Kristina Vogel kämpft. Die Beine, die sie 27 Jahre lang getragen haben, denen sie ja ihre Erfolge alle zu verdanken hat, empfangen keine Impulse mehr oder setzen diese nicht um. Ihre "Ferrari-Klasse", wie sie die Herausforderungen nennt, ist jetzt, vom Boden aus in den Rollstuhl einzusteigen, mit viel Technik und wenig Kraft. "Zack!" Es gelingt. Vogel lacht. 

Vogel als Vorbild

Man sieht sie viel lachen in diesen Tagen. Kristina Vogel ist schnell zur Vorzeigefrau geworden, sie wird herumgereicht oder reicht sich womöglich auch selbst ein wenig herum. Sie wird präsentiert als Kämpferin, die ein schweres Schicksal vorbildlich verarbeitet. Das ist eine tolle Geschichte, danach gieren die Menschen, da es ihnen selbst Hoffnung gibt.

Vogel weiß um die gewisse Ironie, die darin besteht, dass sie derzeit mehr Aufmerksamkeit auf sich zieht als jemals in ihrer sportlichen Karriere. "Man braucht halt immer krasse, neue Sensationen." Sie ist momentan so eine. Da ist keine Verbitterung. Bewundernswert.

Rückkehr ins Haus gibt Luft und Lust

Ihr Leben hat sich am 26. Juni im Cottbuser Radstadion dramatisch verengt. Aufs Überleben, auf den Krankenwagen, den Rettungshubschrauber und das Krankenhaus. Nun weitet es sich wieder. Das gibt Luft und Lust. Ihr Haus wird umgebaut, sie schmiedet Pläne, sie möchte alle Sportarten ausprobieren - und Kinder haben. Denn: "Das Wie, das Warum, das Weshalb bringt mich nicht weiter. Hätte, hätte, Fahrradkette."

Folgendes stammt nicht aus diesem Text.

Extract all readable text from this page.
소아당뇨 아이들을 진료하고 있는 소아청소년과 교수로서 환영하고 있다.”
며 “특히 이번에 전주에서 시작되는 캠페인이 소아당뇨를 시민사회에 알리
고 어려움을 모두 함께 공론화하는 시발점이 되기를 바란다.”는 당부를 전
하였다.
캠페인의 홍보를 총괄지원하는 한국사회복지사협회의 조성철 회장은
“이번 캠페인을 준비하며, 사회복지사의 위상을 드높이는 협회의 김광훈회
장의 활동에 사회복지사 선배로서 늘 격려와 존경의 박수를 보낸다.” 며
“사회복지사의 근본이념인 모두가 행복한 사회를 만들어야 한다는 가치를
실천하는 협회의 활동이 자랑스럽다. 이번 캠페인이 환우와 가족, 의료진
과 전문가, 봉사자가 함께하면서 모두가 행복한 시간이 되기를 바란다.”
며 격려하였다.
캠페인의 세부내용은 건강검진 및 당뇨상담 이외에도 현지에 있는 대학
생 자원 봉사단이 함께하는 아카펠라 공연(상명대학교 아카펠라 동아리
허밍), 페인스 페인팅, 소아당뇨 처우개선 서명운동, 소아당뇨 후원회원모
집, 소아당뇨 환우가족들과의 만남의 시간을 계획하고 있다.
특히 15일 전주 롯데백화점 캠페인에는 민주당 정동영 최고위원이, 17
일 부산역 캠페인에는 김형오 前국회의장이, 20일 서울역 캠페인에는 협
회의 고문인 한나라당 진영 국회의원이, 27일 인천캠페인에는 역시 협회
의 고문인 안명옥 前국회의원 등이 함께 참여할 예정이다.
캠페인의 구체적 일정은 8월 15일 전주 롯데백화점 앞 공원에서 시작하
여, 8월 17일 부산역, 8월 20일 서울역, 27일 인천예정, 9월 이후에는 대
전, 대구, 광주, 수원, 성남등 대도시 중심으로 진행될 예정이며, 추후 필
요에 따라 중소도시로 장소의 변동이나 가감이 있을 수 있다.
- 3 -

Kristina Vogel fühlt sich frei. Das klingt merkwürdig, denn es bleibt eine flaue Ahnung, dass die schwierigen Tage womöglich erst noch kommen werden, wenn das Kümmern nachlässt, das Interesse. Auch: die Öffentlichkeit. Sie redet über das Gefühl, niemandem mehr etwas beweisen zu müssen, nun, da sie "ihren" Sport nicht mehr ausüben kann.

Doch: "Ich bin da", sagt Kristina Vogel. "Und ich bin immer noch ich. Nur anders." Sie möchte ein Vorbild sein, das andere Menschen antreibt. Auch in ihrem neuen Leben.